Le jour de la St-Jean, les Québécois – souvent les souverainistes en tête – se plaisent à scander “Je me souviens”. Loin de m’opposer à cette idée en principe (nous serions probablement un peu mieux foutus si nous avions une mémoire collective plus longue), j’aimerais néanmoins qu’il soit aussi possible au Québec d’oublier un peu.

Je m’explique, ne vous en faites pas. J’ai passé une très belle soirée ce 23 juin. Une soirée en bonne compagnie remplie de rires et de souvenirs, et pour cause: entre ma grand-mère, ma mère et mon beau-père et moi, il y avait chez moi un représentant de chaque génération du Québec moderne. Et immanquablement, la discussion s’est longuement portée sur la mère de mon beau-père, récemment décédée, qui avait le don de faire en sorte qu’on aime un peu plus le Québec chaque fois qu’on l’entendait en parler.

J’avoue envier un peu mes grand-mères. Le changement qu’elles auront vu au cours de leur vie! Tout n’aura bien sûr pas été rose pour elles, et tous les changements n’auront pas forcément été pour le mieux, mais lorsque je vois ce marasme d’immobilisme dans lequel nous sommes aujourd’hui plongés, je ne peux que songer avec exaltation au sentiment que devait provoquer la conscience de vivre l’évolution de son peuple.

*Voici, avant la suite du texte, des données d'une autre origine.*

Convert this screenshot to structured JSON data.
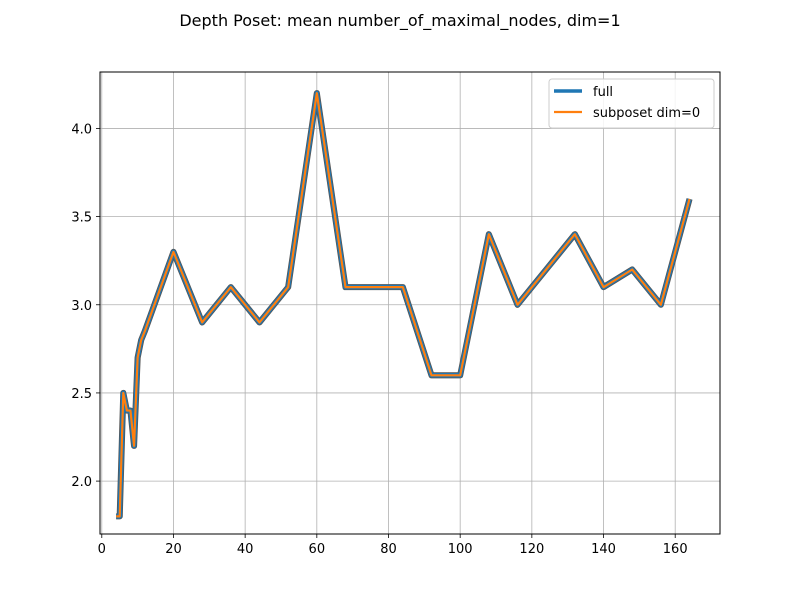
{
  "chart_data": {
    "type": "line",
    "title": "Depth Poset: mean number_of_maximal_nodes, dim=1",
    "xlabel": "",
    "ylabel": "",
    "xlim": [
      -0.5,
      172.5
    ],
    "ylim": [
      1.7,
      4.32
    ],
    "xticks": [
      0,
      20,
      40,
      60,
      80,
      100,
      120,
      140,
      160
    ],
    "yticks": [
      2.0,
      2.5,
      3.0,
      3.5,
      4.0
    ],
    "ytick_labels": [
      "2.0",
      "2.5",
      "3.0",
      "3.5",
      "4.0"
    ],
    "grid": true,
    "legend_position": "top-right",
    "x": [
      4,
      5,
      6,
      7,
      8,
      9,
      10,
      11,
      12,
      20,
      28,
      36,
      44,
      52,
      60,
      68,
      76,
      84,
      92,
      100,
      108,
      116,
      124,
      132,
      140,
      148,
      156,
      164
    ],
    "series": [
      {
        "name": "full",
        "color": "#1f77b4",
        "values": [
          1.8,
          1.8,
          2.5,
          2.4,
          2.4,
          2.2,
          2.7,
          2.8,
          2.85,
          3.3,
          2.9,
          3.1,
          2.9,
          3.1,
          4.2,
          3.1,
          3.1,
          3.1,
          2.6,
          2.6,
          3.4,
          3.0,
          3.2,
          3.4,
          3.1,
          3.2,
          3.0,
          3.6
        ]
      },
      {
        "name": "subposet dim=0",
        "color": "#ff7f0e",
        "values": [
          1.8,
          1.8,
          2.5,
          2.4,
          2.4,
          2.2,
          2.7,
          2.8,
          2.85,
          3.3,
          2.9,
          3.1,
          2.9,
          3.1,
          4.2,
          3.1,
          3.1,
          3.1,
          2.6,
          2.6,
          3.4,
          3.0,
          3.2,
          3.4,
          3.1,
          3.2,
          3.0,
          3.6
        ]
      }
    ]
  }
}
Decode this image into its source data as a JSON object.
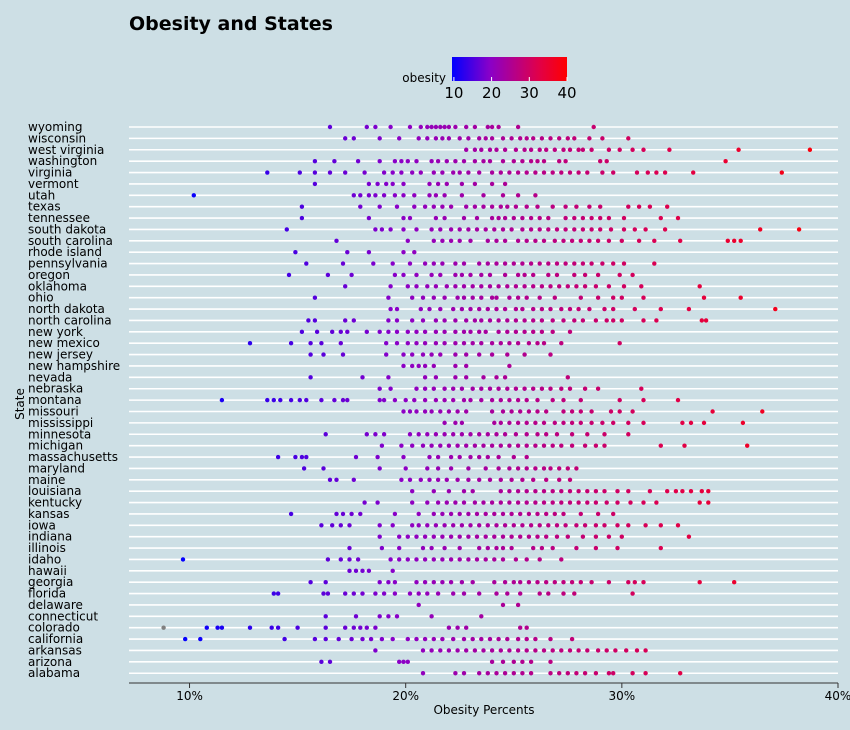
{
  "chart_data": {
    "type": "scatter",
    "title": "Obesity and States",
    "xlabel": "Obesity Percents",
    "ylabel": "State",
    "xlim": [
      7.2,
      40
    ],
    "x_ticks": [
      10,
      20,
      30,
      40
    ],
    "x_tick_labels": [
      "10%",
      "20%",
      "30%",
      "40%"
    ],
    "legend": {
      "title": "obesity",
      "range": [
        9.5,
        40
      ],
      "ticks": [
        10,
        20,
        30,
        40
      ],
      "tick_labels": [
        "10",
        "20",
        "30",
        "40"
      ],
      "colors": [
        "#0000ff",
        "#8a00c8",
        "#e0004a",
        "#ff0000"
      ],
      "missing_color": "#808080"
    },
    "categories": [
      "wyoming",
      "wisconsin",
      "west virginia",
      "washington",
      "virginia",
      "vermont",
      "utah",
      "texas",
      "tennessee",
      "south dakota",
      "south carolina",
      "rhode island",
      "pennsylvania",
      "oregon",
      "oklahoma",
      "ohio",
      "north dakota",
      "north carolina",
      "new york",
      "new mexico",
      "new jersey",
      "new hampshire",
      "nevada",
      "nebraska",
      "montana",
      "missouri",
      "mississippi",
      "minnesota",
      "michigan",
      "massachusetts",
      "maryland",
      "maine",
      "louisiana",
      "kentucky",
      "kansas",
      "iowa",
      "indiana",
      "illinois",
      "idaho",
      "hawaii",
      "georgia",
      "florida",
      "delaware",
      "connecticut",
      "colorado",
      "california",
      "arkansas",
      "arizona",
      "alabama"
    ],
    "points": {
      "wyoming": [
        16.5,
        18.2,
        18.6,
        19.3,
        20.2,
        20.7,
        21,
        21.2,
        21.4,
        21.6,
        21.8,
        22,
        22.3,
        22.8,
        23.2,
        23.8,
        24,
        24.3,
        25.2,
        28.7
      ],
      "wisconsin": [
        17.2,
        17.6,
        18.8,
        19.7,
        20.6,
        21,
        21.4,
        21.7,
        22,
        22.5,
        22.9,
        23.4,
        23.7,
        24,
        24.5,
        24.9,
        25.3,
        25.6,
        25.9,
        26.3,
        26.7,
        27.1,
        27.5,
        27.8,
        28.5,
        29.1,
        30.3
      ],
      "west virginia": [
        22.8,
        23.2,
        23.5,
        23.9,
        24.2,
        24.6,
        25.1,
        25.5,
        25.8,
        26.2,
        26.5,
        26.9,
        27.3,
        27.6,
        28,
        28.2,
        28.6,
        29.4,
        29.9,
        30.5,
        31,
        32.2,
        35.4,
        38.7
      ],
      "washington": [
        15.8,
        16.7,
        17.8,
        18.8,
        19.5,
        19.8,
        20.1,
        20.5,
        21.2,
        21.5,
        21.9,
        22.3,
        22.7,
        23.2,
        23.6,
        23.9,
        24.5,
        25,
        25.4,
        25.8,
        26.1,
        26.4,
        27.1,
        27.4,
        29,
        29.3,
        34.8
      ],
      "virginia": [
        13.6,
        15.1,
        15.8,
        16.5,
        17.2,
        18.1,
        19,
        19.4,
        19.8,
        20.3,
        20.7,
        21.3,
        21.7,
        22.2,
        22.5,
        22.9,
        23.4,
        24,
        24.4,
        24.8,
        25.2,
        25.6,
        26,
        26.4,
        26.8,
        27.2,
        27.6,
        28,
        28.4,
        29.1,
        29.6,
        30.7,
        31.2,
        31.6,
        32,
        33.3,
        37.4
      ],
      "vermont": [
        15.8,
        18.3,
        18.7,
        19.1,
        19.4,
        19.9,
        21.1,
        21.5,
        21.9,
        22.6,
        23.2,
        24,
        24.6
      ],
      "utah": [
        10.2,
        17.6,
        17.9,
        18.3,
        18.6,
        19,
        19.5,
        19.9,
        20.4,
        21.1,
        21.4,
        21.8,
        22.6,
        23.6,
        24.5,
        25.2,
        26
      ],
      "texas": [
        15.2,
        17.9,
        18.8,
        19.6,
        20.4,
        20.9,
        21.3,
        21.7,
        22.1,
        22.8,
        23.2,
        23.6,
        24,
        24.4,
        24.7,
        25.1,
        25.6,
        26.1,
        26.8,
        27.4,
        27.9,
        28.5,
        29,
        30.3,
        30.8,
        31.3,
        32.1
      ],
      "tennessee": [
        15.2,
        18.3,
        19.9,
        20.2,
        21.4,
        21.8,
        22.7,
        23.3,
        24,
        24.3,
        24.6,
        25,
        25.4,
        25.8,
        26.2,
        26.6,
        27.4,
        27.8,
        28.2,
        28.6,
        29,
        29.4,
        30.1,
        31.8,
        32.6
      ],
      "south dakota": [
        14.5,
        18.6,
        18.9,
        19.3,
        19.9,
        20.5,
        21.2,
        21.6,
        22.1,
        22.5,
        22.9,
        23.3,
        23.7,
        24.1,
        24.5,
        24.9,
        25.4,
        25.8,
        26.2,
        26.6,
        27,
        27.4,
        27.8,
        28.2,
        28.6,
        29,
        29.5,
        30.1,
        30.6,
        31.1,
        32,
        36.4,
        38.2
      ],
      "south carolina": [
        16.8,
        20.1,
        21.3,
        21.7,
        22.1,
        22.5,
        23,
        23.8,
        24.2,
        24.6,
        25.2,
        25.6,
        26,
        26.4,
        26.9,
        27.3,
        27.7,
        28.1,
        28.5,
        28.9,
        29.4,
        30,
        30.8,
        31.5,
        32.7,
        34.9,
        35.2,
        35.5
      ],
      "rhode island": [
        14.9,
        17.3,
        18.3,
        19.9,
        20.4
      ],
      "pennsylvania": [
        15.4,
        17.1,
        18.5,
        19.4,
        20.2,
        20.9,
        21.3,
        21.7,
        22.3,
        22.7,
        23.4,
        23.8,
        24.2,
        24.6,
        25,
        25.4,
        25.8,
        26.2,
        26.6,
        27,
        27.4,
        27.8,
        28.2,
        28.6,
        29.1,
        29.6,
        30.1,
        31.5
      ],
      "oregon": [
        14.6,
        16.4,
        17.5,
        19.5,
        19.9,
        20.5,
        21.2,
        21.6,
        22.3,
        22.6,
        23,
        23.5,
        23.9,
        24.6,
        25.2,
        25.5,
        25.9,
        26.6,
        27,
        27.8,
        28.3,
        28.9,
        29.9,
        30.5
      ],
      "oklahoma": [
        17.2,
        19.3,
        20.1,
        20.5,
        21,
        21.4,
        21.9,
        22.3,
        22.7,
        23.1,
        23.5,
        23.9,
        24.3,
        24.7,
        25.1,
        25.5,
        25.9,
        26.3,
        26.7,
        27.1,
        27.5,
        27.9,
        28.3,
        28.8,
        29.4,
        30.1,
        30.9,
        33.6
      ],
      "ohio": [
        15.8,
        19.2,
        20.3,
        20.8,
        21.3,
        21.8,
        22.4,
        22.7,
        23.1,
        23.5,
        24,
        24.2,
        24.8,
        25.2,
        25.6,
        26.2,
        26.9,
        28.1,
        28.9,
        29.6,
        30,
        31,
        33.8,
        35.5
      ],
      "north dakota": [
        19.3,
        19.6,
        20.7,
        21.1,
        21.6,
        22.2,
        22.6,
        23,
        23.4,
        23.8,
        24.2,
        24.6,
        25.1,
        25.4,
        25.9,
        26.3,
        26.7,
        27.2,
        27.6,
        28,
        28.5,
        29.2,
        29.6,
        30.6,
        31.8,
        33.1,
        37.1
      ],
      "north carolina": [
        15.5,
        15.8,
        17.2,
        17.6,
        19.2,
        19.6,
        20.3,
        20.8,
        21.4,
        21.8,
        22.3,
        22.8,
        23.2,
        23.5,
        23.9,
        24.3,
        24.7,
        25.1,
        25.5,
        25.9,
        26.3,
        26.8,
        27.3,
        27.8,
        28.2,
        28.8,
        29.3,
        29.6,
        30,
        31,
        31.6,
        33.7,
        33.9
      ],
      "new york": [
        15.2,
        15.9,
        16.6,
        17,
        17.3,
        18.2,
        18.8,
        19.2,
        19.6,
        20.1,
        20.5,
        20.9,
        21.4,
        21.8,
        22.3,
        22.7,
        23,
        23.4,
        23.7,
        24.3,
        24.7,
        25.1,
        25.5,
        25.9,
        26.3,
        26.8,
        27.6
      ],
      "new mexico": [
        12.8,
        14.7,
        15.6,
        16.1,
        17,
        19.1,
        19.6,
        20.1,
        20.5,
        20.9,
        21.4,
        21.8,
        22.3,
        22.7,
        23.1,
        23.5,
        24,
        24.4,
        24.8,
        25.2,
        25.7,
        26.1,
        26.4,
        27.2,
        29.9
      ],
      "new jersey": [
        15.6,
        16.2,
        17.1,
        19.1,
        19.9,
        20.3,
        20.8,
        21.2,
        21.6,
        22.3,
        22.8,
        23.4,
        24,
        24.7,
        25.5,
        26.7
      ],
      "new hampshire": [
        19.9,
        20.3,
        20.6,
        20.9,
        21.3,
        22.3,
        22.8,
        24.8
      ],
      "nevada": [
        15.6,
        18,
        19.2,
        20.9,
        21.4,
        22.3,
        22.8,
        23.6,
        24.2,
        24.6,
        27.5
      ],
      "nebraska": [
        18.8,
        19.3,
        20.5,
        20.9,
        21.3,
        21.8,
        22.2,
        22.6,
        23.1,
        23.5,
        23.9,
        24.3,
        24.7,
        25.1,
        25.5,
        25.9,
        26.3,
        26.7,
        27.2,
        27.6,
        28.3,
        28.9,
        30.9
      ],
      "montana": [
        11.5,
        13.6,
        13.9,
        14.2,
        14.7,
        15.1,
        15.4,
        16.1,
        16.7,
        17.1,
        17.3,
        18.8,
        19,
        19.5,
        20,
        20.4,
        20.9,
        21.4,
        21.8,
        22.2,
        22.7,
        23,
        23.5,
        24,
        24.4,
        24.8,
        25.2,
        25.6,
        26.1,
        26.8,
        27.3,
        28.1,
        29.9,
        31,
        32.6
      ],
      "missouri": [
        19.9,
        20.2,
        20.5,
        20.9,
        21.2,
        21.6,
        22,
        22.4,
        22.8,
        24,
        24.5,
        24.9,
        25.3,
        25.7,
        26.1,
        26.5,
        27.3,
        27.7,
        28.1,
        28.6,
        29.5,
        29.9,
        30.5,
        34.2,
        36.5
      ],
      "mississippi": [
        21.8,
        22.3,
        22.6,
        24.1,
        24.4,
        24.8,
        25.2,
        25.6,
        26,
        26.4,
        26.9,
        27.3,
        27.7,
        28.1,
        28.6,
        29.1,
        29.6,
        30.3,
        31,
        32.8,
        33.2,
        33.8,
        35.6
      ],
      "minnesota": [
        16.3,
        18.2,
        18.6,
        19,
        20.2,
        20.6,
        21,
        21.4,
        21.8,
        22.2,
        22.6,
        23,
        23.4,
        23.8,
        24.2,
        24.6,
        25.1,
        25.6,
        26.1,
        26.5,
        27,
        27.7,
        28.4,
        29.2,
        30.3
      ],
      "michigan": [
        18.9,
        19.8,
        20.3,
        20.8,
        21.2,
        21.6,
        22,
        22.4,
        22.8,
        23.2,
        23.6,
        24,
        24.4,
        24.8,
        25.2,
        25.6,
        26,
        26.4,
        26.8,
        27.2,
        27.7,
        28.3,
        28.8,
        29.2,
        31.8,
        32.9,
        35.8
      ],
      "massachusetts": [
        14.1,
        14.9,
        15.2,
        15.4,
        17.7,
        18.7,
        19.9,
        21.1,
        21.5,
        22.1,
        22.5,
        23,
        23.4,
        23.8,
        24.3,
        25,
        25.6
      ],
      "maryland": [
        15.3,
        16.2,
        18.8,
        20,
        21,
        21.5,
        22.1,
        22.9,
        23.7,
        24.3,
        24.8,
        25.2,
        25.6,
        26,
        26.4,
        26.7,
        27.1,
        27.5,
        27.9
      ],
      "maine": [
        16.5,
        16.8,
        17.6,
        19.8,
        20.2,
        20.7,
        21.1,
        21.5,
        21.9,
        22.4,
        22.9,
        23.4,
        23.9,
        24.4,
        24.9,
        25.4,
        25.9,
        26.5,
        27.1,
        27.6
      ],
      "louisiana": [
        20.3,
        21.3,
        22,
        22.7,
        23.1,
        24.4,
        24.8,
        25.2,
        25.6,
        26,
        26.4,
        26.8,
        27.2,
        27.6,
        28,
        28.4,
        28.8,
        29.2,
        29.8,
        30.3,
        31.3,
        32.1,
        32.5,
        32.8,
        33.2,
        33.7,
        34
      ],
      "kentucky": [
        18.1,
        18.7,
        20.3,
        21,
        21.5,
        21.9,
        22.3,
        22.7,
        23.2,
        23.6,
        24,
        24.4,
        24.8,
        25.2,
        25.6,
        26,
        26.4,
        26.8,
        27.2,
        27.6,
        28,
        28.4,
        28.8,
        29.3,
        29.8,
        30.4,
        31,
        31.6,
        33.6,
        34
      ],
      "kansas": [
        14.7,
        16.8,
        17.1,
        17.5,
        17.9,
        19.5,
        20.6,
        21.3,
        21.7,
        22.1,
        22.5,
        22.9,
        23.3,
        23.7,
        24.1,
        24.5,
        24.9,
        25.3,
        25.7,
        26.1,
        26.5,
        26.9,
        27.3,
        28.1,
        28.9,
        29.6
      ],
      "iowa": [
        16.1,
        16.6,
        17,
        17.4,
        18.8,
        19.4,
        20.3,
        20.6,
        21,
        21.4,
        21.8,
        22.2,
        22.6,
        23,
        23.4,
        23.8,
        24.2,
        24.6,
        25,
        25.4,
        25.8,
        26.2,
        26.6,
        27,
        27.4,
        27.9,
        28.3,
        28.8,
        29.2,
        29.8,
        30.3,
        31.1,
        31.8,
        32.6
      ],
      "indiana": [
        18.8,
        19.7,
        20.1,
        20.5,
        20.9,
        21.3,
        21.7,
        22.1,
        22.5,
        22.9,
        23.3,
        23.7,
        24.1,
        24.5,
        24.9,
        25.3,
        25.7,
        26.1,
        26.5,
        27,
        27.5,
        28.2,
        28.8,
        29.4,
        30,
        33.1
      ],
      "illinois": [
        17.4,
        18.9,
        19.7,
        20.8,
        21.2,
        21.8,
        22.5,
        23.4,
        23.8,
        24.2,
        24.5,
        24.9,
        25.9,
        26.3,
        26.8,
        27.9,
        28.8,
        29.8,
        31.8
      ],
      "idaho": [
        9.7,
        16.4,
        17,
        17.4,
        17.8,
        19.3,
        19.7,
        20.1,
        20.5,
        20.9,
        21.3,
        21.7,
        22.1,
        22.5,
        22.9,
        23.3,
        23.7,
        24.1,
        24.5,
        25.1,
        25.6,
        26.2,
        27.2
      ],
      "hawaii": [
        17.4,
        17.7,
        18,
        18.3,
        19.4
      ],
      "georgia": [
        15.6,
        16.3,
        18.8,
        19.2,
        19.5,
        20.5,
        20.9,
        21.3,
        21.7,
        22.1,
        22.6,
        23.1,
        24.1,
        24.6,
        25,
        25.3,
        25.7,
        26.1,
        26.5,
        26.9,
        27.3,
        27.7,
        28.1,
        28.6,
        29.4,
        30.3,
        30.6,
        31,
        33.6,
        35.2
      ],
      "florida": [
        13.9,
        14.1,
        16.2,
        16.4,
        17.2,
        17.6,
        18,
        18.6,
        19,
        19.5,
        20.2,
        20.6,
        21,
        21.5,
        22.2,
        22.7,
        23.4,
        24.2,
        24.7,
        25.3,
        26.2,
        26.6,
        27.3,
        27.8,
        30.5
      ],
      "delaware": [
        20.6,
        24.5,
        25.2
      ],
      "connecticut": [
        16.3,
        17.7,
        18.8,
        19.2,
        19.6,
        21.2,
        23.5
      ],
      "colorado": [
        8.8,
        10.8,
        11.3,
        11.5,
        12.8,
        13.8,
        14.1,
        15,
        16.3,
        17.2,
        17.6,
        17.9,
        18.2,
        18.6,
        22,
        22.4,
        22.8,
        25.3,
        25.6
      ],
      "california": [
        9.8,
        10.5,
        14.4,
        15.8,
        16.3,
        16.9,
        17.5,
        18,
        18.4,
        18.9,
        19.4,
        20.1,
        20.5,
        20.9,
        21.3,
        21.7,
        22.2,
        22.7,
        23.1,
        23.5,
        23.9,
        24.3,
        24.7,
        25.2,
        25.6,
        26,
        26.7,
        27.7
      ],
      "arkansas": [
        18.6,
        20.8,
        21.2,
        21.6,
        22,
        22.4,
        22.8,
        23.2,
        23.6,
        24,
        24.4,
        24.8,
        25.2,
        25.6,
        26,
        26.4,
        26.8,
        27.2,
        27.6,
        28,
        28.4,
        28.9,
        29.3,
        29.7,
        30.2,
        30.7,
        31.1
      ],
      "arizona": [
        16.1,
        16.5,
        19.7,
        19.9,
        20.1,
        24,
        24.5,
        25,
        25.4,
        25.8,
        26.7
      ],
      "alabama": [
        20.8,
        22.3,
        22.7,
        23.4,
        23.8,
        24.2,
        24.6,
        25,
        25.4,
        25.8,
        26.7,
        27.1,
        27.5,
        27.9,
        28.3,
        28.8,
        29.4,
        29.6,
        30.5,
        31.1,
        32.7
      ]
    }
  }
}
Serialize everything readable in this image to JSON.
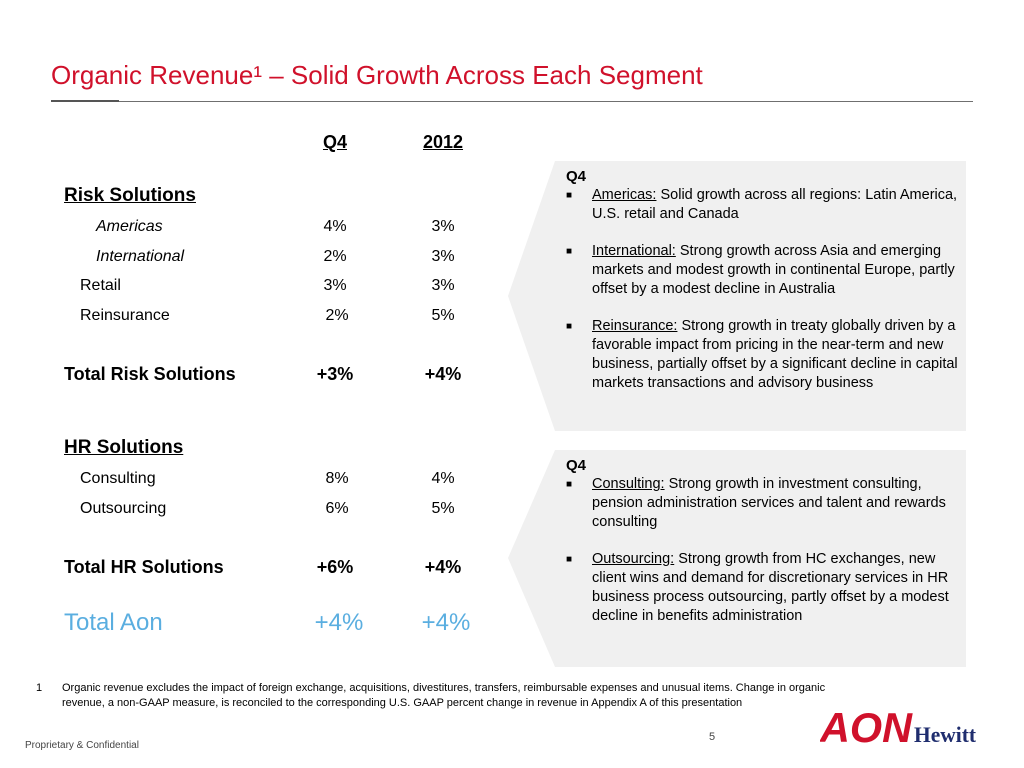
{
  "title": "Organic Revenue¹ – Solid Growth Across Each Segment",
  "columns": {
    "q4": "Q4",
    "year": "2012"
  },
  "risk": {
    "heading": "Risk Solutions",
    "rows": [
      {
        "label": "Americas",
        "q4": "4%",
        "year": "3%"
      },
      {
        "label": "International",
        "q4": "2%",
        "year": "3%"
      },
      {
        "label": "Retail",
        "q4": "3%",
        "year": "3%"
      },
      {
        "label": "Reinsurance",
        "q4": "2%",
        "year": "5%"
      }
    ],
    "total": {
      "label": "Total Risk Solutions",
      "q4": "+3%",
      "year": "+4%"
    }
  },
  "hr": {
    "heading": "HR Solutions",
    "rows": [
      {
        "label": "Consulting",
        "q4": "8%",
        "year": "4%"
      },
      {
        "label": "Outsourcing",
        "q4": "6%",
        "year": "5%"
      }
    ],
    "total": {
      "label": "Total HR Solutions",
      "q4": "+6%",
      "year": "+4%"
    }
  },
  "aon_total": {
    "label": "Total Aon",
    "q4": "+4%",
    "year": "+4%"
  },
  "panel_risk": {
    "heading": "Q4",
    "bullets": [
      {
        "label": "Americas:",
        "text": " Solid growth across all regions:  Latin America, U.S. retail and Canada"
      },
      {
        "label": "International:",
        "text": " Strong growth across Asia and emerging markets and modest growth in continental Europe, partly offset by  a modest decline in Australia"
      },
      {
        "label": "Reinsurance:",
        "text": " Strong growth in treaty globally driven by a favorable impact from pricing in the near-term and new business, partially offset by a significant decline in capital markets transactions and advisory business"
      }
    ]
  },
  "panel_hr": {
    "heading": "Q4",
    "bullets": [
      {
        "label": "Consulting:",
        "text": " Strong growth in investment consulting, pension administration services and talent and rewards consulting"
      },
      {
        "label": "Outsourcing:",
        "text": " Strong growth from  HC exchanges, new client wins and demand for discretionary services in HR business process outsourcing, partly offset by a modest decline in benefits administration"
      }
    ]
  },
  "footnote": {
    "number": "1",
    "text": "Organic revenue excludes the impact of foreign exchange, acquisitions, divestitures, transfers, reimbursable expenses and unusual items.  Change in organic revenue, a non-GAAP measure, is reconciled to the corresponding U.S. GAAP percent change in revenue in Appendix A of this presentation"
  },
  "page_number": "5",
  "confidential": "Proprietary & Confidential",
  "logo": {
    "text_aon": "AON",
    "text_hewitt": "Hewitt",
    "color": "#d0112b"
  },
  "colors": {
    "title": "#d0112b",
    "total_aon": "#5aaee0",
    "panel_bg": "#f0f0f0"
  }
}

J’ai tendance à penser qu’avec feu la mère de mon beau-père, je n’ai pas eu deux grand-mères, mais trois. Après tout, cette dernière m’a traité comme son petit-fils dès notre première rencontre. Et curieusement, en les regardant mes trois grand-mères à tour de rôle, je vois des éléments on-ne-peut-plus complémentaires de ce qu’est le Québec.

D’abord, il y a ma grand-mère maternelle, pas entièrement apolitique mais presque, qui, sans tenter de résister à l’évolution du Québec depuis la Révolution tranquille, a néanmoins conservé les valeurs pré-1960 qui lui sont chères, notamment son attachement inébranlable à la foi catholique. Voilà bien une femme à la bonté inouïe, dépourvue de toute malice et de toute méchanceté, qui n’a cependant pas une fibre révolutionnaire en elle.

Ensuite, je pense à ma grand-mère paternelle, née et élevée dans le Québec du terroir mais qui a passé une part importante de sa vie d’adulte en Angleterre et qui reste profondément amoureuse de ce pays, du moins, de ce qu’était ce pays avant Margaret Thatcher. Foncièrement rebelle, elle lisait du Simone de Beauvoir alors que l’Église catholique l’interdisait. Elle n’a jamais cru au projet de pays du Québec, voyant dans quelques-unes de ses composantes le caractère sectaire et fermé qui était un bastion de l’idéologie du terroir, à laquelle elle ne s’identifie pas du tout. Et pourtant, elle déplore la forte tendance de plusieurs Québécois à tenter de s’affranchir de l’entière Histoire pré-Révolution tranquille de leur province.

Enfin, il y a ma grand-mère par alliance, feu Mimi Lalonde, profondément amoureuse du projet de pays québécois, du fait français (elle a d’ailleurs déménagé sa famille en France pendant quatre ans) et de l’histoire et de la culture du Québec. Souverainiste invétérée, elle aura vécu sa passion pour la province qu’elle souhaitait voir devenir un pays jusqu’à la dernière seconde.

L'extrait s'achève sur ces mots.